The competition got real in the quarterfinals
Likkrit indicated that the period between Groups and the quarterfinal stage wasn’t easy on the team: “After the groups we had no scrim partners left and we had to release a couple of picks.” ANX was made famous by their inability to find scrim partners before the group stage. That may have given them a chance to develop a unique style of play, but they used almost all of those strategies in the group stage. Still, this is something that Riot has to address; not allotting a team, regardless of origin, good practice before the most important tournament of the year is extremely unprofessional.
The matchup with H2K, specifically the draft phase
The Worlds meta really changed between groups and quarterfinals. It seems that teams have settled on champions like Syndra, Caitlyn and Zyra. We really wanted to see ANX pull something out of their hat against H2K, but it was not to be. The top lane was the same for all three games: Andrie “Odoamne” Pascus’ Jayce against Dmitrii “Smurf” Ivanov’s Gnar. Even Likkrit’s champion pool was static: he went Bard/Alistar/Bard, each time playing into Oskar “Vander” Bogdan’s Zyra.
Unfortunately, part of the lack of practice led to stale picks for ANX. Likkrit indicated that ANX focused on taking Ryze, Olaf and Kennen away from H2K. Additionally, with Nidalee an automatic red-side ban, ANX banned nearly the same champion group each map.
On the other side, he believed that Catilyn “covered an important hole and one of our three most basic problems.” He didn’t elaborate on what that problem was, but seeing how the game went, it seemed ANX was worried about the laning phase and hoped that Caitlyn’s range would help them. Vladislav “aMiracle” Shcherbyna’s Caitlyn wasn’t horrible in lane, but they fell behind in too many phases early.
Next: Recap H2K's win over ANX in the Quarterfinals
Likkrit’s own champion pool was determined by that pick-ban strategy. He indicated that Bard and Alistar were “interchangeable in this series… a must if we didn’t take Zyra first, which was impossible since on blue side you need Caitlyn, and on red side Caitlyn, Olaf.”
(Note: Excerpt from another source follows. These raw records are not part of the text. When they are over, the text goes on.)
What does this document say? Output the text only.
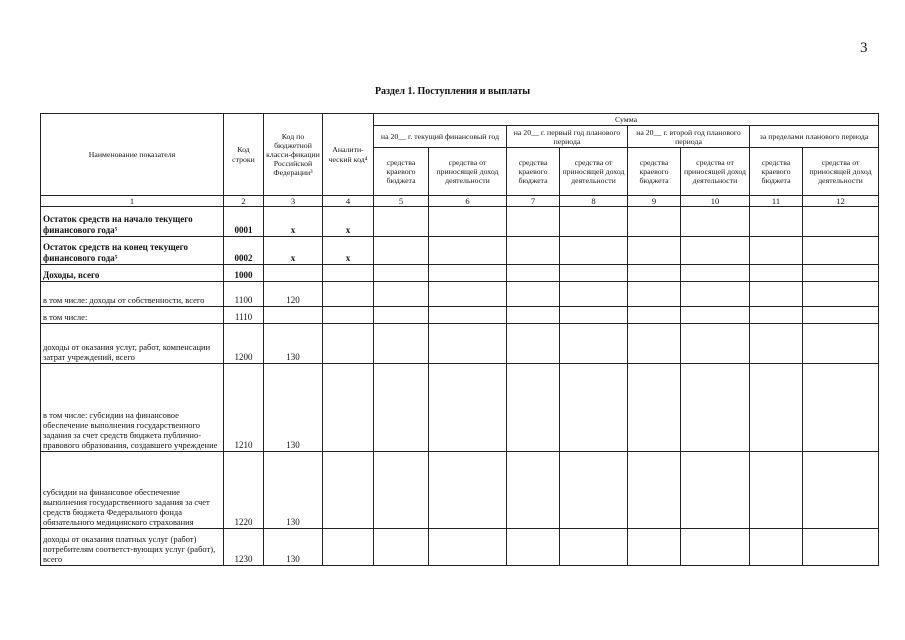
3
Раздел 1. Поступления и выплаты
Наименование показателя	Код строки	Код по бюджетной класси-фикации Российской Федерации³	Аналити-ческий код⁴	Сумма							
				на 20__ г. текущий финансовый год		на 20__ г. первый год планового периода		на 20__ г. второй год планового периода		за пределами планового периода	
				средства краевого бюджета	средства от приносящей доход деятельности	средства краевого бюджета	средства от приносящей доход деятельности	средства краевого бюджета	средства от приносящей доход деятельности	средства краевого бюджета	средства от приносящей доход деятельности
1	2	3	4	5	6	7	8	9	10	11	12
Остаток средств на начало текущего финансового года⁵	0001	x	x								
Остаток средств на конец текущего финансового года⁵	0002	x	x								
Доходы, всего	1000										
в том числе: доходы от собственности, всего	1100	120									
в том числе:	1110										
доходы от оказания услуг, работ, компенсации затрат учреждений, всего	1200	130									
в том числе: субсидии на финансовое обеспечение выполнения государственного задания за счет средств бюджета публично-правового образования, создавшего учреждение	1210	130									
субсидии на финансовое обеспечение выполнения государственного задания за счет средств бюджета Федерального фонда обязательного медицинского страхования	1220	130									
доходы от оказания платных услуг (работ) потребителям соответст-вующих услуг (работ), всего	1230	130									
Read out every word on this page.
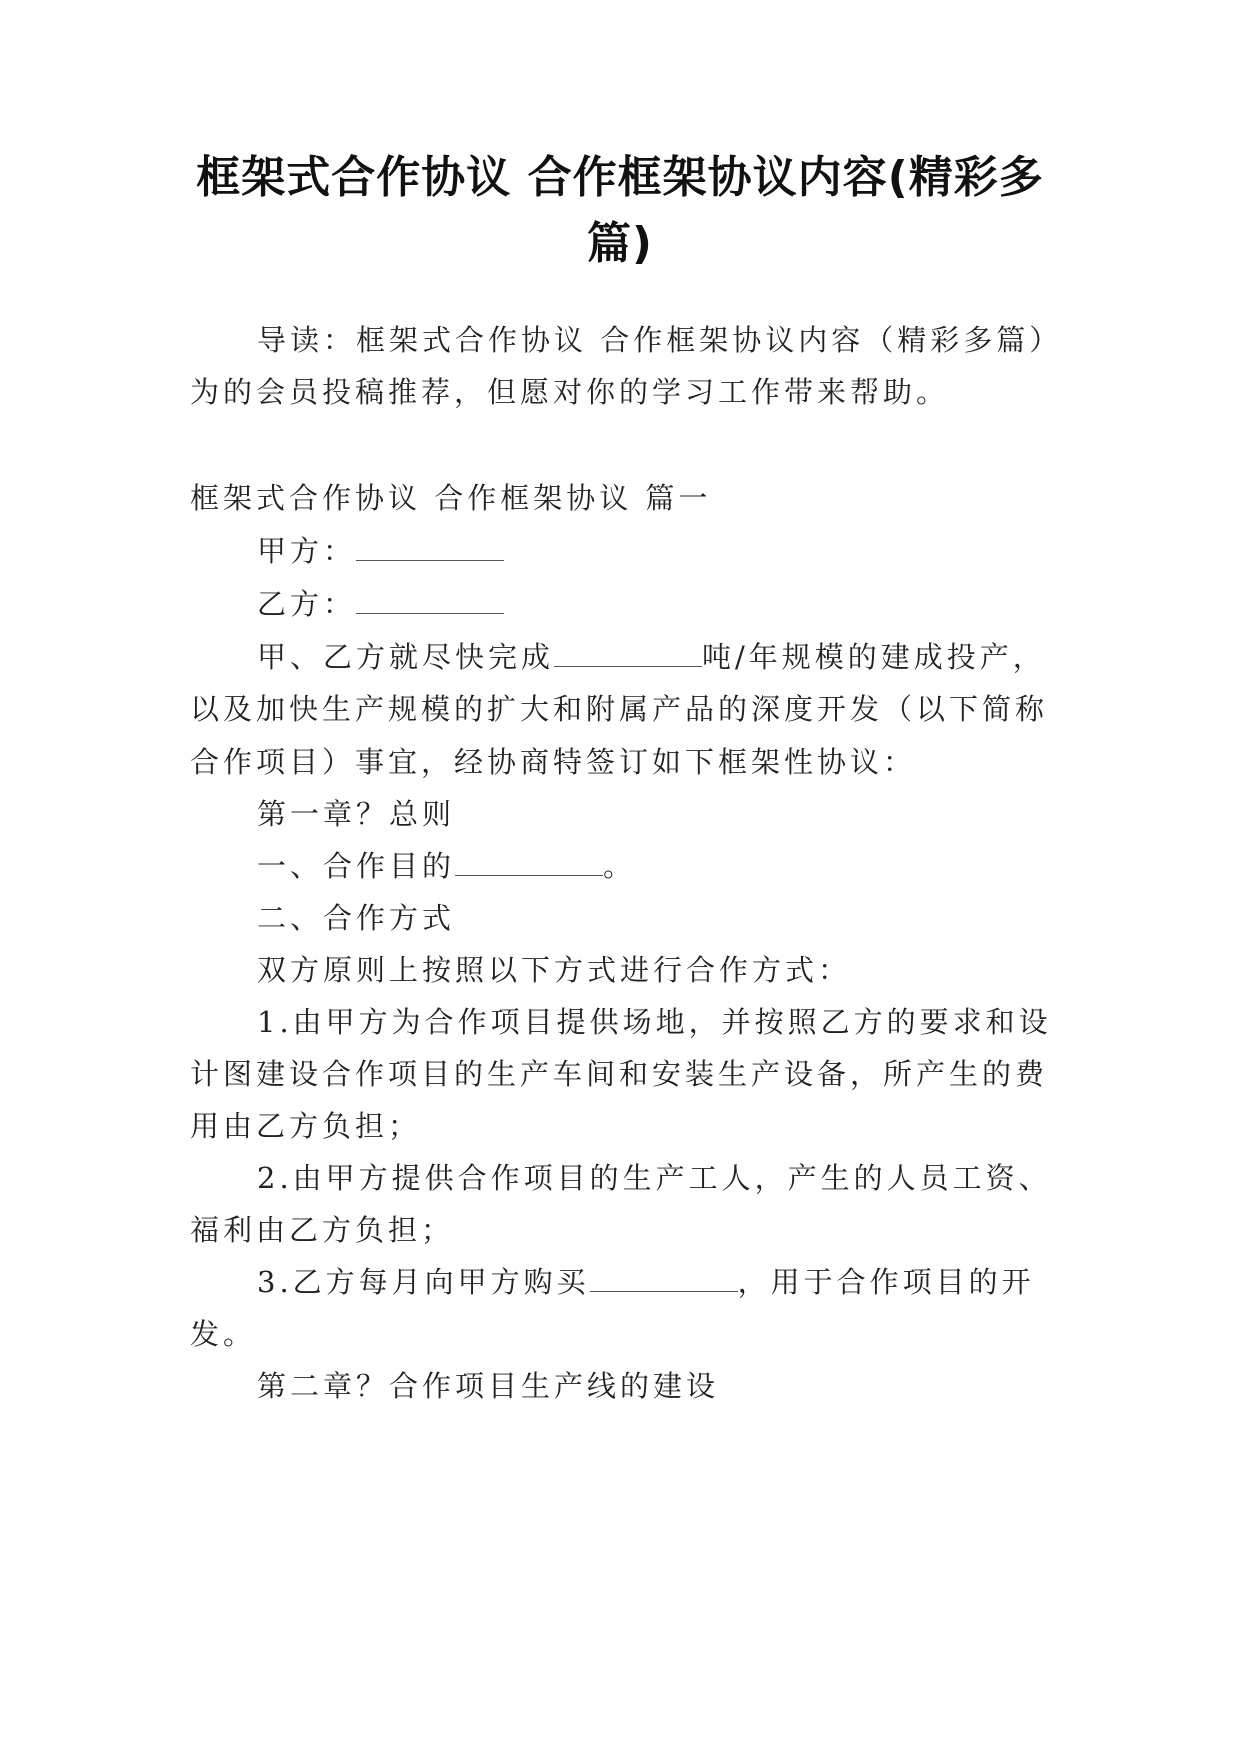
框架式合作协议 合作框架协议内容(精彩多
篇)
导读：框架式合作协议 合作框架协议内容（精彩多篇）
为的会员投稿推荐，但愿对你的学习工作带来帮助。
框架式合作协议 合作框架协议 篇一
甲方：
乙方：
甲、乙方就尽快完成	吨/年规模的建成投产，
以及加快生产规模的扩大和附属产品的深度开发（以下简称
合作项目）事宜，经协商特签订如下框架性协议：
第一章？总则
一、合作目的	。
二、合作方式
双方原则上按照以下方式进行合作方式：
1.由甲方为合作项目提供场地，并按照乙方的要求和设
计图建设合作项目的生产车间和安装生产设备，所产生的费
用由乙方负担；
2.由甲方提供合作项目的生产工人，产生的人员工资、
福利由乙方负担；
3.乙方每月向甲方购买	，用于合作项目的开
发。
第二章？合作项目生产线的建设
He did admit some mistakes: “Alarm clock aka Zilean — our serious mistake in draft which lost us third map” and “Picking Vlad into Syndra — our stupid mistake.”
It was telling, though, his thoughts about the Jayce that Odoamne was so effective on: “Practically didn’t influence our losses.” He had a good sense to know what worked and what didn’t, and that aside from the draft, H2K just played a much stronger early-game. In fact, he pointed out the key factor being ANX making “a critical amount of mistakes.” It’s good to see pros being self-aware and candid after tough matches.
A final note for the fans
For most fans, this Worlds tournament was their first taste of ANX. Likkrit mentioned the team “are not going to disband” and that he was thankful “for everyone who watched us up to five a.m. and rooted for us, sorry we couldn’t have performed better.”